Bairros Nova Vitória e Santa Inês há mais de uma semana estão com o fornecimento de água comprometido - foto: Márcio Melo

Bairros Nova Vitória e Santa Inês há mais de uma semana estão com o fornecimento de água comprometido – foto: Márcio Melo

Revoltados com a constante falta de água, moradores dos bairros Nova Vitória e Santa Inês, localizados na Zona Leste, ameaçam não pagar a taxa de consumo deste mês, como forma de protesto. A falta de abastecimento, há uma semana, no bairro Nova Vitória, fez com que os moradores bloqueassem uma das avenidas principais do local, na última segunda-feira à noite.

O cenário visto na manhã de ontem, nas duas comunidades, era o mesmo registrado há sete dias, quando teve início o racionamento de água, fato provocado pela concessionária Manaus Ambiental.  Moradores carregando na cabeça baldes com água doados por vizinhos que possuem poço, para poderem ao menos preparar a alimentação para os filhos.

A dona de casa, Maria de Nazaré Andrade, afirmou que há duas semana precisa contar com a bondade de outros moradores para realizar as tarefas domésticas, que necessitam do uso de água. Devido a tal situação, ela destacou que não irá pagar a conta do consumo, uma vez que neste mês o serviço fornecido pela empresa foi ineficiente para a comunidade.

“Não é justo que paguemos por um serviço que não usufruímos. Estamos vivendo um verdadeiro caos sem água. Tem um senhor que possui um poço no seu comércio, que se compadeceu com a nossa situação e começou a distribuir água de graça para os outros moradores. Quando ele não está no posto de lavagem, nós temos que comprar por R$ 10 um camburão em outro local. Isso é um absurdo, somos tratados como bichos, esquecidos por essas empresas que só visam lucros. Minha vizinha que quase não fica em casa, recebeu uma conta de água no valor de R$ 3 mil. Como pode isso, se raramente a água chega nas nossas torneiras”, indagou.

Outra moradora, bastante indignada com a situação, relatou que precisa enfrentar uma fila quilométrica ao menos duas vezes ao dia, para conseguir dois baldes que garantem a preparação do almoço dos filhos. Ela ressaltou ainda que tal situação não teve início somente há sete dias. A falta de água no bairro é um dos problemas enfrentados pelos populares desde o início da comunidade.

“Há mais de uma semana eu não consigo lavar uma roupa. Toda água que arrumo é para fazer o almoço e janta. A minha casa está suja, meu banheiro não é lavado, as louças só limpamos as necessárias para o uso diário. Precisamos que algo seja feito com urgência, não aguentamos mais viver assim. Todo dia carregando baldes e baldes de água na cabeça. É uma humilhação e ainda temos que pagar por esse péssimo serviço” desabafou a dona de casa Maria Betânia da Silva Santos.
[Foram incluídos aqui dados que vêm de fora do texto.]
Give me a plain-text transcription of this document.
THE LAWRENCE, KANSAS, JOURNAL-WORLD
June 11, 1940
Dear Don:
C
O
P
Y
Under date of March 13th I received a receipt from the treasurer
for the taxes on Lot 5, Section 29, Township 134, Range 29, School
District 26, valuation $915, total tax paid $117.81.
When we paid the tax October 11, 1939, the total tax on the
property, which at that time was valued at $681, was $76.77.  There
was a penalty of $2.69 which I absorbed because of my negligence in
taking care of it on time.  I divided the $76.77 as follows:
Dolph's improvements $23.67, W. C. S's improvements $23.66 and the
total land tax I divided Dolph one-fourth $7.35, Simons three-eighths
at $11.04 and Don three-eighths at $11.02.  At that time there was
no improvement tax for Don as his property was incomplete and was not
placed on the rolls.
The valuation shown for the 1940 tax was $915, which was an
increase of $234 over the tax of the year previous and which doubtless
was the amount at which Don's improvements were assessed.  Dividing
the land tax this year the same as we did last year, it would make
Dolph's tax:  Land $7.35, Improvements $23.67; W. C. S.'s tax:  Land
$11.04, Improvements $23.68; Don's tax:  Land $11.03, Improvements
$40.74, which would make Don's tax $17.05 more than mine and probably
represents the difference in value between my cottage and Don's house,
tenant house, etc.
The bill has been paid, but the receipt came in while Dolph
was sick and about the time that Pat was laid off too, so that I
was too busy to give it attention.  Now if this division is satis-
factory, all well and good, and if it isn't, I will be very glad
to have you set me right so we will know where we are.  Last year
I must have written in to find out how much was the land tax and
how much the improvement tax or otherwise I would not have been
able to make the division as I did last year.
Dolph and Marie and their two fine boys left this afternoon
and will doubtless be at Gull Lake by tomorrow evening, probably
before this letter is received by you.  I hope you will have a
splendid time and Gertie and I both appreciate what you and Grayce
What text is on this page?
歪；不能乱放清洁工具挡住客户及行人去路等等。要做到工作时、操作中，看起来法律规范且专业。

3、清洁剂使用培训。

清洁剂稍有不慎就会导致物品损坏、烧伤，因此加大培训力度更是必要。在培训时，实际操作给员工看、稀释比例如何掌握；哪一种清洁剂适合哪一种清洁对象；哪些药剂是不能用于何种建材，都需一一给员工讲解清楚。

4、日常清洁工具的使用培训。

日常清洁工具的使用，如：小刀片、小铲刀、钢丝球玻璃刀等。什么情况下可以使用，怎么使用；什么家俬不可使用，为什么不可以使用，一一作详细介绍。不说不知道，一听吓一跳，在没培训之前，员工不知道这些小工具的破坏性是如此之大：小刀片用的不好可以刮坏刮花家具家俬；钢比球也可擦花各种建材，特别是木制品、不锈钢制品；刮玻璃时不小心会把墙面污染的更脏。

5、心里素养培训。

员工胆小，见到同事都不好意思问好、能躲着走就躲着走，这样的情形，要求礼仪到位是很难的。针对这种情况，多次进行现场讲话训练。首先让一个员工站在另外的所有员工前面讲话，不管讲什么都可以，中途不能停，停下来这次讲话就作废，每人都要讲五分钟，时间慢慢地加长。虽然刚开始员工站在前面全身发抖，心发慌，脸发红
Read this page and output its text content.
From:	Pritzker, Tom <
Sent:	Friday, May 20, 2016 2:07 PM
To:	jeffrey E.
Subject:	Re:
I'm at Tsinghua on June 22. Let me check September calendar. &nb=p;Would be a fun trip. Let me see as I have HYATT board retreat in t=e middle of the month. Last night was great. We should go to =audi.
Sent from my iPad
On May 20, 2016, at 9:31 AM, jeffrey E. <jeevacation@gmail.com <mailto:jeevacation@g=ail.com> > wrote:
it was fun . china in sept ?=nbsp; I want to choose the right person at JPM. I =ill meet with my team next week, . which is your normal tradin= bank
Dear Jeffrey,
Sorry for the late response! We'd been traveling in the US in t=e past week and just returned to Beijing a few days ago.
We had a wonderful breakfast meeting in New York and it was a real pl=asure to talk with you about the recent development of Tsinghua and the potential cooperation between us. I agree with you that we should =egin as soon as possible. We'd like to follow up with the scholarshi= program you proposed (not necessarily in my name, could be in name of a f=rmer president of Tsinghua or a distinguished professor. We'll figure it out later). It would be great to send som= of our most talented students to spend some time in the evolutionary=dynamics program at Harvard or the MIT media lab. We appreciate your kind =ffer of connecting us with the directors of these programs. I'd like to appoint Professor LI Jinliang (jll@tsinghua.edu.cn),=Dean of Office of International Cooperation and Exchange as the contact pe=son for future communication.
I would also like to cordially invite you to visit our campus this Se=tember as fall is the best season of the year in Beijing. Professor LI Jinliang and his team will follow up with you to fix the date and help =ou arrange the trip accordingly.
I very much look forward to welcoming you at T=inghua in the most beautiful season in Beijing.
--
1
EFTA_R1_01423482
A mesma situação é vivida pelos moradores do bairro Coroado. Eles reclamam que há mais ou menos um mês, o abastecimento de água foi interrompido e dificilmente é normalizado no período da madrugada.

“Eu estou hospedada na casa de amigos porque não tenho água na minha casa nem para tomar banho. Isso vem se repetindo desde abril. Já abrimos vários protocolos na Manaus Ambiental informando a situação, mas até agora nada foi feito. As vezes o serviço é normalizado na madrugada, mas a água vem tão fraca que para encher um balde leva quase uma hora. Eu ainda tenho a opção de ir para casa de amigos e quem não tem? Como estão sobrevivendo? “, observou a moradora Dora Nepomuceno.

Carros-pipa do Exército Brasileiro farão abastecimento

A partir desta quarta-feira, o Exército Brasileiro (EB), por meio de uma parceria com a Prefeitura de Manaus, fará o reforço no fornecimento emergencial de água para os moradores da Zona Leste, há mais de uma semana sem abastecimento.

“Água é fundamental na vida das pessoas e não podia ficar omisso a essa situação. Desde o início da minha gestão, lutei para colocar o Proama em funcionamento e, mais ainda, para solucionar o reparo na plataforma em um acidente ainda hoje mal explicado”, lembrou o prefeito Arthur Virgílio Neto, que se encontra em Brasília.

De acordo com o coordenador da Unidade Gestora de Projeto Municipal de Abastecimento de Água e Esgotamento Sanitário (UGPM Água), Sérgio Elias, por determinação do prefeito, foi enviado um ofício ao Comando Militar da Amazônia (CMA) e a nossa expectativa é de que a partir desta quarta-feira, os carros-pipa do Exército estejam reforçando o abastecimento emergencial da população.